Elga Sorge: Religion und Frau, Stuttgart, Berlin, Köln, Mainz 1988 (Erstauflage 1985).

(7072 Z.)

Vergleich der Schöpfungsmythen verschiedener Kulturen – Teil III, geschrieben von Mara

Samstag, 20. Juni 2015

Der christliche Schöpfungsmythos I: Die Erschaffung der Welt

Nachdem in den Teilen eins und zwei der matriarchale pelasgische und der indoeuropäische Schöpfungsmythos dargestellt wurden, folgt nun in zwei Teilen der christliche Schöpfungsmythos. In dem nun folgenden dritten Teil geht es um die Erschaffung der Welt und der Menschen durch den männlichen, patriarchalen Gott, im Teil vier um den Mythos vom Paradies und den Sündenfall.

Die folgenden wörtlichen Zitate stammen aus der Lutherbibel in der Version von 1985. Der christliche Schöpfungsmythos findet sich im ersten Buch Mose, oder Genesis des Alten Testaments in den Kapiteln 1 bis 3.

Es ist deshalb vom christlichen Schöpfungsmythos die Rede, weil die ersten drei Kapitel der Genesis von christlichen Autoren, am wichtigsten ist hier Augustinus, in besonderer Weise interpretiert wurden, was erhebliche Auswirkungen auf das christliche Abendland hatte. Die israelitisch-jüdische Interpretation dieser Stellen ist anders, worauf aber hier nicht weiter eingegangen werden kann.
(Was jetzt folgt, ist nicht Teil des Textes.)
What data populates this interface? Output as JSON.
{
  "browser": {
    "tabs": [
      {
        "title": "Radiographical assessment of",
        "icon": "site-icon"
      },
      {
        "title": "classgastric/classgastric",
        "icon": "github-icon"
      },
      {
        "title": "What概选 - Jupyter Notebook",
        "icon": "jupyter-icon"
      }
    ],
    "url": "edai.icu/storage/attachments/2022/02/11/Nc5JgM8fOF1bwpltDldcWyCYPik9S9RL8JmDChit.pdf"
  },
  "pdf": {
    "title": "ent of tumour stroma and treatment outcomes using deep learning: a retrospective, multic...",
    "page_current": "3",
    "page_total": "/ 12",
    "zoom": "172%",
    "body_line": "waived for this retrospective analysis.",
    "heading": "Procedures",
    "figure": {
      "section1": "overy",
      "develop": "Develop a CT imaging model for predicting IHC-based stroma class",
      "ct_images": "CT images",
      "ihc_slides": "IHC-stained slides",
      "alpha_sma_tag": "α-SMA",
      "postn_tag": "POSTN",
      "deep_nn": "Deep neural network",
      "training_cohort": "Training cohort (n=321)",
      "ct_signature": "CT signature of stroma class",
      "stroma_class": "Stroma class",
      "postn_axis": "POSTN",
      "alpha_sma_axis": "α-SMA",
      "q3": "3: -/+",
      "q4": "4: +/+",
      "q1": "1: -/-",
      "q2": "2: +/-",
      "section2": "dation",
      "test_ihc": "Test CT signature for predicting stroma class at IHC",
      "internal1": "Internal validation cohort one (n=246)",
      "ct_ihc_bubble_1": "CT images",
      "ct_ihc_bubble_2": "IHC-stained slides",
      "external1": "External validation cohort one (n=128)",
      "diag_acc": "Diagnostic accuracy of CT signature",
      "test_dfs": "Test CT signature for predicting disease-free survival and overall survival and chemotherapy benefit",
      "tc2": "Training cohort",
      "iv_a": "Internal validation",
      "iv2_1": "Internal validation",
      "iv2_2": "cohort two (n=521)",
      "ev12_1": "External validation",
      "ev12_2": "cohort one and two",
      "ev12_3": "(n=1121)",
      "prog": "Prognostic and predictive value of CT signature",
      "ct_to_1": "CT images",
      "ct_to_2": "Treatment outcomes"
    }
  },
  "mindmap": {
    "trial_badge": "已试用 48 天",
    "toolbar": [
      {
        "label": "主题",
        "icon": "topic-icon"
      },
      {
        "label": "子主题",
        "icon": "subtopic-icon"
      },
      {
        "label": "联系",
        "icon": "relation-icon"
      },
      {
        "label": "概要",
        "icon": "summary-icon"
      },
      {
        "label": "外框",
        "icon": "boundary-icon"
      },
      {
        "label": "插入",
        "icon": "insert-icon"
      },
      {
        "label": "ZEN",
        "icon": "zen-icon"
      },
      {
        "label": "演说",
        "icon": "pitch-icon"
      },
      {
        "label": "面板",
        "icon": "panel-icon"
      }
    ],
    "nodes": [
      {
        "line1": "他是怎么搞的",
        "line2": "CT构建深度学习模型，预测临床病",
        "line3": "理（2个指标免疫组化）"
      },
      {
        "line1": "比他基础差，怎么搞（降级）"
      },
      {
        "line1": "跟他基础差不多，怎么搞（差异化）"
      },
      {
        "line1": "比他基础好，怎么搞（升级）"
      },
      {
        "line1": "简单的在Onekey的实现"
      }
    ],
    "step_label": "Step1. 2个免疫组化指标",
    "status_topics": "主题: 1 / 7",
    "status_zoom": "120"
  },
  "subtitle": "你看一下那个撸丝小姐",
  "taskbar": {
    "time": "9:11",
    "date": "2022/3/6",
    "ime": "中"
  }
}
Zur Frage des christlichen Naturverständnisses sind inzwischen dermaßen viele Veröffentlichungen erschienen, die hier nicht erschöpfend behandelt werden können. Die folgende Darstellung ist deshalb vor allem als Anstoß für weitere Diskussionen gedacht.

Die Schöpfung

Am Anfang schuf Gott Himmel und Erde. Und die Erde war wüst und leer, und es war finster auf der Tiefe; und der Geist Gottes schwebte auf dem Wasser. Und Gott sprach: „Es werde Licht!“ Und es ward Licht. Und Gott sah, daß das Licht gut war. Da schied Gott das Licht von der Finsternis und nannte das Licht Tag und die Finsternis Nacht. Da ward aus Abend und Morgen der erste Tag. (1. Moses 1, 1-5)
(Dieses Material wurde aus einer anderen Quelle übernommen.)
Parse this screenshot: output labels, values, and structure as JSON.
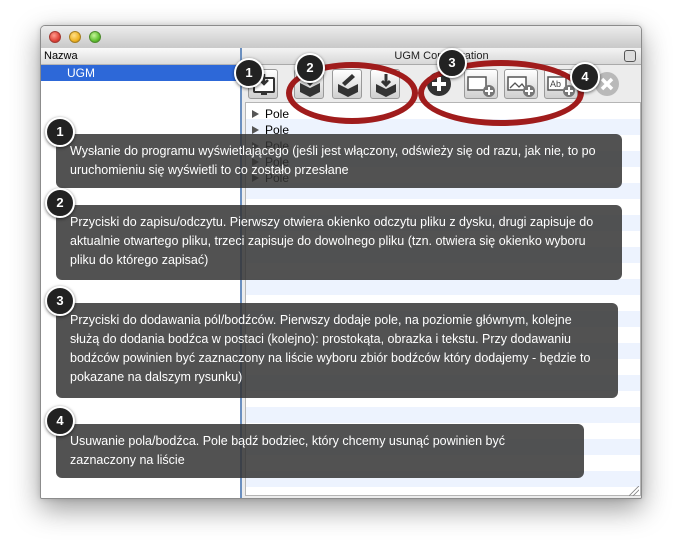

In den folgenden Versen wird dargestellt, wie Gott innerhalb von 6 Tagen allein aus seinem Geiste heraus alles hervorbringt, mit dem Menschen als der Krone der Schöpfung.

  • 1. Tag: Trennung von Licht und Finsternis
  • 2. Tag: Schaffung einer Feste zwischen den Wassern, die Gott Himmel nennt
  • 3. Tag: Scheidung von Festland und Meer, Erschaffung der Pflanzen
  • 4. Tag: Erschaffung von Meerestieren und Vögeln
  • 5. Tag: Erschaffung von Landtieren, von „Vieh, Gewürm und Tieren des Feldes“
  • 6. Tag: Erschaffung des Menschen nach seinem Bilde. Erschaffung als Mann und Frau (1. Moses 1, 6-27)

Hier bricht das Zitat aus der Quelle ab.